Trois façons de profiter

A. La demi-journée essentielle (pour la plupart des gens)
Aller-retour Miðvágur → Gásadalur, environ 30 km, dénivelé d’environ 500 à 700 m. C’est le meilleur rapport « investissement / retour » — distance courte, montée raisonnable, mais un paysage unique au monde.

B. La journée en hautes terres (confirmé)
Départ de Tórshavn, franchir les hautes terres centrales par l’ancienne route d’Oyggjarvegur jusqu’à Vestmanna, puis retour ou correspondance en bus. Le cœur de cet itinéraire, c’est la sensation d’espace des hautes terres et un trafic très réduit. Mais cela signifie aussi : aucun abri, aucun ravitaillement, risque météo maximal.

C. Le multi-jours entre les îles (pour ceux qui ont le temps)
Basé à Tórshavn, en combinant bus et ferries avec le vélo, visiter les itinéraires recommandés des différentes îles. Sandoy est l’île la plus plate, idéale pour une journée de récupération ; les itinéraires des îles du nord offrent les paysages de falaises maritimes les plus spectaculaires. La réussite de cette formule dépend entièrement du travail préparatoire sur les correspondances.

Liste d’actions

Avant le départ (les trois choses les plus importantes)

  • [ ] Vérifier un par un si chaque tunnel de l’itinéraire est ouvert aux vélos (auprès des autorités officielles, pas avec de vieilles données)
  • [ ] Consulter les prévisions horaires de vent, de direction et de visibilité
  • [ ] Confirmer les règles de transport des vélos et les horaires des bus / ferries

Liste de bagages

  • [ ] Veste vraiment imperméable (pas déperlante) + couche intermédiaire chaude
  • [ ] Gants longs, cache-oreilles ou tour de cou, sur-chaussures
  • [ ] Couche extérieure haute visibilité ou gilet réfléchissant
  • [ ] Feu avant puissant + feu arrière (pour les tunnels, même sans sortie de nuit)
  • [ ] Sonnette et cataphotes conformes à la réglementation locale
  • [ ] Pneus de 32c minimum, kit de réparation, chambre à air de rechange
  • [ ] 1,5 fois l’eau et les barres énergétiques nécessaires pour tout le parcours
  • [ ] Batterie externe, cartes hors ligne

Pendant la sortie

  • [ ] Évaluer le vent du jour dans les premiers kilomètres et ajuster vos objectifs en conséquence
  • [ ] Monter avec un braquet plus léger que d’habitude, en gardant une marge pour les rafales
  • [ ] Avant d’entrer dans un tunnel : allumer les feux, vérifier l’arrière, attendre si nécessaire que le trafic passe
  • [ ] À chaque arrêt, ajouter d’abord une couche, puis prendre des photos
  • [ ] Si la visibilité s’effondre ou si le vent dépasse ce que vous pouvez contrôler en sécurité, arrêtez immédiatement la sortie

Les estimations de temps et de puissance ci-dessus sont issues de modèles physiques, sans prise en compte des rafales, du vent latéral, de la chaussée mouillée ni des différences individuelles ; les valeurs réelles peuvent varier.
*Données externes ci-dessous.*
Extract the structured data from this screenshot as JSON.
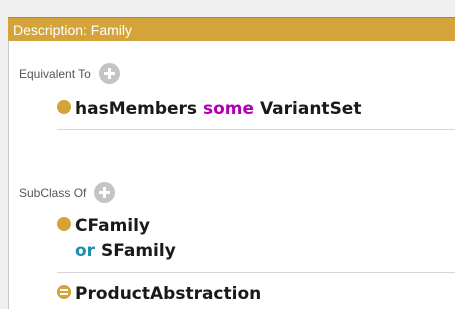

Toutes les règles de circulation dans les tunnels, l’état des routes, les horaires de bus et de ferries, les informations sur la location et les magasins sont soumis aux dernières annonces officielles des îles Féroé — en particulier les règles sur les tunnels, la seule information dont une erreur de vérification peut coûter la vie.